The Pinnacles Volcanic Formation developed some 23 million years ago. But it wasn’t until January of 2013 that this area was designated as a national park, making it the youngest one in the state of California. Pinnacles National Park gets its name from towering, domed rock structures that seem to bulge out of the earth. Located east of the Salinas Valley, it’s the perfect place to enjoy natural wonder that still feels a bit off the beaten path.

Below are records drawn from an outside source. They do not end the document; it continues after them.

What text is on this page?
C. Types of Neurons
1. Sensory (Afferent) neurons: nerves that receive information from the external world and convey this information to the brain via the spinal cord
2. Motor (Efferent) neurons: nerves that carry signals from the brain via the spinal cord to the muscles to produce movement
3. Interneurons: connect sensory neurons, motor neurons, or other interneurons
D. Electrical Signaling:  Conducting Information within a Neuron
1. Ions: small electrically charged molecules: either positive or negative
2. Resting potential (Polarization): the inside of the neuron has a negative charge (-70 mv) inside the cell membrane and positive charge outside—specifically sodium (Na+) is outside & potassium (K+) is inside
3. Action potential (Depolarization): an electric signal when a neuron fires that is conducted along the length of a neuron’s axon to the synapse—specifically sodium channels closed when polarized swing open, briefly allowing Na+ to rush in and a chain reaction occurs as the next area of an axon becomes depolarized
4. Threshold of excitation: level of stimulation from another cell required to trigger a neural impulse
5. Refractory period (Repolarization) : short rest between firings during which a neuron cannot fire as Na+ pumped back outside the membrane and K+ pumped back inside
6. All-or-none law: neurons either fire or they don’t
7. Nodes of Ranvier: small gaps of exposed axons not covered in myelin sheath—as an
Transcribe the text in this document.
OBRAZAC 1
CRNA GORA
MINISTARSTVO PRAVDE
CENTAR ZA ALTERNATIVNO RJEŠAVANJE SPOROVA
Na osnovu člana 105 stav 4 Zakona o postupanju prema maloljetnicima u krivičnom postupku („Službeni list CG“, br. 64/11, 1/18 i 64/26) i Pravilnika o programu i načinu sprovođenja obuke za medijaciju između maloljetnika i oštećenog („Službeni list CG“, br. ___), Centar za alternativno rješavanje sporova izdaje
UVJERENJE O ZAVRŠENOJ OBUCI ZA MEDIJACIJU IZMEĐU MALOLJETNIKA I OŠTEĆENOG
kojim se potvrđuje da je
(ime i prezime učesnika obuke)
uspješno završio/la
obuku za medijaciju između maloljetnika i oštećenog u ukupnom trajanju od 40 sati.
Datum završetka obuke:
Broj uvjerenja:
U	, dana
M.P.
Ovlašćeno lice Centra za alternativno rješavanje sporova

Pitch a tent at Pinnacles Campground
Peaceful, year-round camping can be found on the east side. (The park has east and west entrances that are not connected.) Reserve your spot and bring gear, or park your camper—RV sites are available. Each campsite has a picnic table and fire ring, and many are surrounded by oak trees, providing shade and privacy. Fall asleep under the stars and wake up to the sound of birds chirping and deer drinking from the waterway nearby.
Rock climb a towering spire on the west side
Chalk up, clip in, and climb on at one of the west side’s many routes. At this end of the park, the rocks are higher, the routes are more challenging and the soft volcanic breccia is more flexible than typical granite—making it a better option for advanced climbers. Beginners can book a trip with a group like Adventure Out, which offers weekend adventures for all levels.
Bird-watch close to 200 different species
California condors are the park’s signature bird. With a nine-foot wingspan and a completely bald head, the impressive creatures are difficult to miss. Bring your binoculars and stay on the lookout for these prehistoric-looking scavengers as well as nearly 200 other distinct species, including turkey vultures, hawks, golden eagles, and peregrine falcons.
Explore Bear Gulch Cave Trail
Get your Raiders of the Lost Ark on with this accessible-but-adventurous 1.5-mile hike. You’ll feel like Indiana Jones as you walk through the trail’s two separate caves. Insider tip: Take a flashlight to navigate the rocky, lightless paths.
Hike Moses Spring Trail
This mile-around, out-and-back hike takes visitors up 377 feet of elevation gain to Bear Gulch Reservoir. Sky-high volcanic structures line the trail, which includes some easy-to-navigate caves. The forgiving terrain and short distance make this a great choice for kids.